Tokyo (ANTARA News) - Menteri luar Negeri Amerika Serikat John Kerry menyatakan tak akan percaya  dengan janji keterbukaan Iran soal program nuklirnya.

"Saya yakinkan (Perdana Menteri Benjamin) Netanyahu dan rakyat Israel bahwa kami tidak mendasarkan tindakan berdasarkan rasa percaya. Ini semua akan didasarkan pada serangkaian tindakan yang membuat kami yakin tentang hal yang sedang terjadi," kata Kerry di Tokyo seperti dikutip AFP.
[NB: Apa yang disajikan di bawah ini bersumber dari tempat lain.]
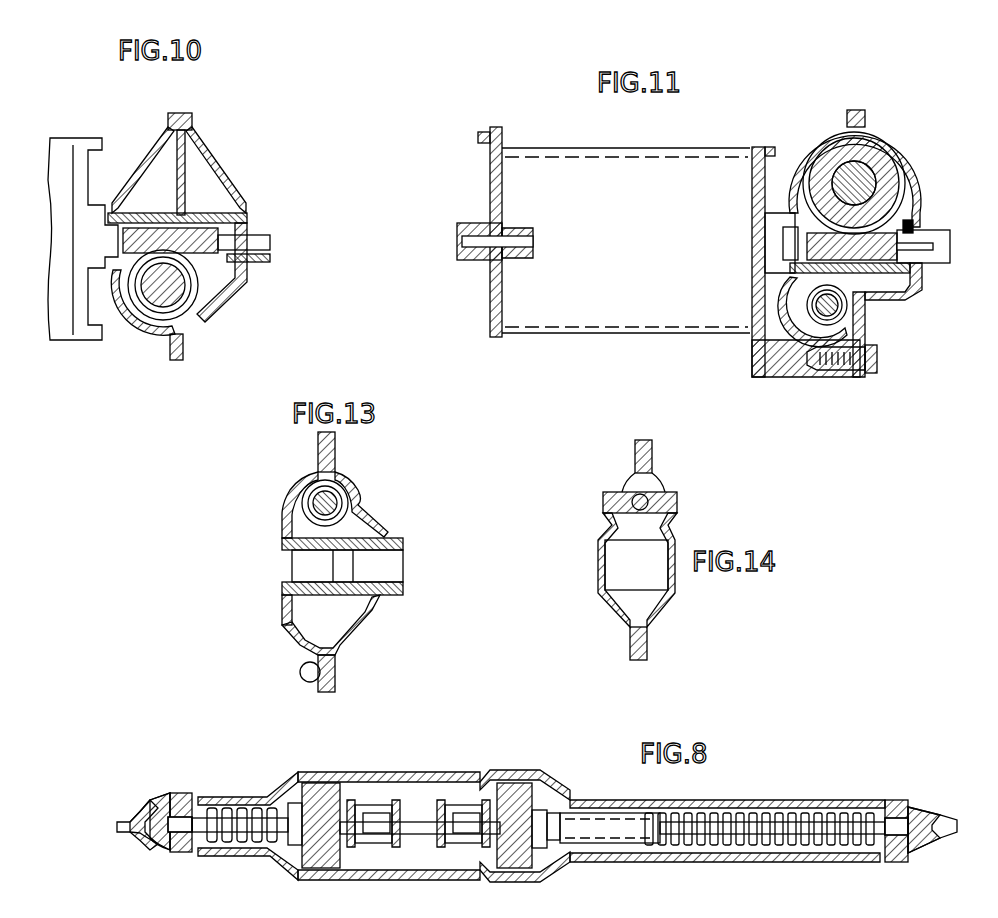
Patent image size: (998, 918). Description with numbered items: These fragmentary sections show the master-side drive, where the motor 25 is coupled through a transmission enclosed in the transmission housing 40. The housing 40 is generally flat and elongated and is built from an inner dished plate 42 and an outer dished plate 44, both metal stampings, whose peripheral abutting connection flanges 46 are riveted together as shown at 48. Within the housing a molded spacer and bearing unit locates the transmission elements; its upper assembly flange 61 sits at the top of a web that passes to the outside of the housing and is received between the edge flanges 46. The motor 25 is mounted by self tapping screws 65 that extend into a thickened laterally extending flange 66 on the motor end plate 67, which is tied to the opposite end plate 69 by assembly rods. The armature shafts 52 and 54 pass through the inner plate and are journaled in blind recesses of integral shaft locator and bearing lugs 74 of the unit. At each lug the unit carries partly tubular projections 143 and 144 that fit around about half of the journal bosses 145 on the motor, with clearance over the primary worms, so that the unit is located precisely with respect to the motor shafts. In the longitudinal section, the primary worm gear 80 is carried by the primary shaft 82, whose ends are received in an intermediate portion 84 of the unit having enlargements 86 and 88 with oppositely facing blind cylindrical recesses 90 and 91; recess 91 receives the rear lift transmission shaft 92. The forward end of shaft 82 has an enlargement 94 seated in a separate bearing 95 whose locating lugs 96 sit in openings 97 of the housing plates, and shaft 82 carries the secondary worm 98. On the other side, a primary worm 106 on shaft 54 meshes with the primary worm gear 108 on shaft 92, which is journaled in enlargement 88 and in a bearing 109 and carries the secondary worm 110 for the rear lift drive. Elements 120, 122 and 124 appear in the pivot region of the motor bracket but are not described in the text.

Kerry yang berada di Tokyo untuk melakukan pembicaraan mengenai aliansi keamanan AS-Jepang, berbicara setelah Netanyahu mengatakan kepada KTT PBB bahwa Israel  siap menghentikan Iran membuat bom atom.

Perunding barat akan melaksanakan perbincangan baru dengan perwakilan Iran di Jenewa.
 
Sanksi internasional terhadap hal yang disebut pihak Barat sebagai program senjata nuklir telah berdampak buruk terhadap perekonomian  Iran.

Kerry pada Kamis menyakinkan Israel bahwa tidak ada pejabat AS yang "terbeli" dengan sikap melunak dari pemimpin baru Iran.

"Kami akan sangat berhati-hati dalam hal ini. Kami berharap hal ini dapat berjalan lancar sehingga dunia akan menjadi lebih baik, Timur Tengah akan menjadi lebih baik, Iran akan lebih baik, Israel akan lebih baik, jika ada cara untuk mencapai kepastian penghapusan program senjata nuklir Iran, katanya.